When considering the process of developing organizational standards for culturally and linguistically appropriate services (CLAS) in our health care environment, it will be helpful to utilize John Kingdon’s model for agenda setting and policy formation. In Kingdon’s model, there are three streams operating relatively independent of each other. First, the problem stream consists of the set of issues that the government or agency may be dealing with (Tepper, 2009). The second stream is the policy stream. This involves possible alternatives or solutions. Lastly the political stream involves opportunity or the extent to which decision maker are receptive to a new idea (Tepper, 2009). Kingdon’s model emphasizes that a window of opportunity opens when there is a confluence of these streams (Longest, 2010).

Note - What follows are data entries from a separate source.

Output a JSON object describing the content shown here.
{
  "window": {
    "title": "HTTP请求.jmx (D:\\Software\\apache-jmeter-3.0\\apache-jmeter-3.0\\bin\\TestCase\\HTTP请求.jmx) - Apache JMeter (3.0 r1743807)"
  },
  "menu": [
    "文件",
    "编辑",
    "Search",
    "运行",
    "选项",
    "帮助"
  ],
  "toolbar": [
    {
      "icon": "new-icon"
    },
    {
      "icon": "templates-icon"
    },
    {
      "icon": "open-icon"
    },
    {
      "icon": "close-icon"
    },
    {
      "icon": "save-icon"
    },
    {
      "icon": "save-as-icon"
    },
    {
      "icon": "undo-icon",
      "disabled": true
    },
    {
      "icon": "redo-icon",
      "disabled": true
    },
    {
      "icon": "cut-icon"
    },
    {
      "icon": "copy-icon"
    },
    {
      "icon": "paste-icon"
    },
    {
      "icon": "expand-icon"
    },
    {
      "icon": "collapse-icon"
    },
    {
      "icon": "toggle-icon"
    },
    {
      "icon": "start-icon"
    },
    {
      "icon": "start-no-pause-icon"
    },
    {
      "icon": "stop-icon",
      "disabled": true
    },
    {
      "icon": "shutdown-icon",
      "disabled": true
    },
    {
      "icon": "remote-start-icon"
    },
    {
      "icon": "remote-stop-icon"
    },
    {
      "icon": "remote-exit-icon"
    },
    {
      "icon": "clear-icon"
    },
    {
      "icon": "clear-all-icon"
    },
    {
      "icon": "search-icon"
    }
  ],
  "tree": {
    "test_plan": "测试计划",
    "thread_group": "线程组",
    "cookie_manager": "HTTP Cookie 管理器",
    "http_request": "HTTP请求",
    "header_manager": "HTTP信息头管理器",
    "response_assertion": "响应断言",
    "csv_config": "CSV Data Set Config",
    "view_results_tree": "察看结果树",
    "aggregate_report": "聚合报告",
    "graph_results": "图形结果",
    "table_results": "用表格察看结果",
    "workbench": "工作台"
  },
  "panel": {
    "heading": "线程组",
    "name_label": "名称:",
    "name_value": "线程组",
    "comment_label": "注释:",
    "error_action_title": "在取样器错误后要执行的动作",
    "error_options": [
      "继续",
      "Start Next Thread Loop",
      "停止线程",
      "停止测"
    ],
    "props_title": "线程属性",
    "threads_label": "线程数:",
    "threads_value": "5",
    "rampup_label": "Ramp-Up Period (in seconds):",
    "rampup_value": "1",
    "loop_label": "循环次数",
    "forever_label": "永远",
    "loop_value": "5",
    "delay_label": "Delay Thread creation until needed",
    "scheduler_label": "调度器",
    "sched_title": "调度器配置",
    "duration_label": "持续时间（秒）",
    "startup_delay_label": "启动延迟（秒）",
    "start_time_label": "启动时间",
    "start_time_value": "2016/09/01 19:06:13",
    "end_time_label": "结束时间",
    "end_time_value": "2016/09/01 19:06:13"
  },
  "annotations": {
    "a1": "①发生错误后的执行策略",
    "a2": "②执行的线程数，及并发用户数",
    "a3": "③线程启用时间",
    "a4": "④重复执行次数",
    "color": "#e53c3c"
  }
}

The problem stream with regards to CLAS has been illustrated in the Census data. The Census Bureau began collecting data on the foreign born in 1994. Until recently, the overall immigration trend since 1994 was clearly upward (Camarota & Zeigler, 2009). The diversity of the community is well-illustrated in our clinics and hospital. Concerns have been brought forward on multiple levels, staff, patients, community groups, and community leaders, including providing proper treatment and follow-up.
The policy stream was put in play when the Office of Minority Affairs was mandated by the United States Congress (P.L. 101-527) in 1994 to develop the capacity of health care professionals to address the cultural and linguistic barriers to health care delivery and increase access to health care for limited English-proficient people. The United States Congress, House Committee on Appropriations, 103rd Congress 2d Session, Report 103-553, June 21, 1994, also recognized the need to address language barriers faced by limited English-speaking populations in the health care delivery system (U.S. Department of Health & Human Services, 2007).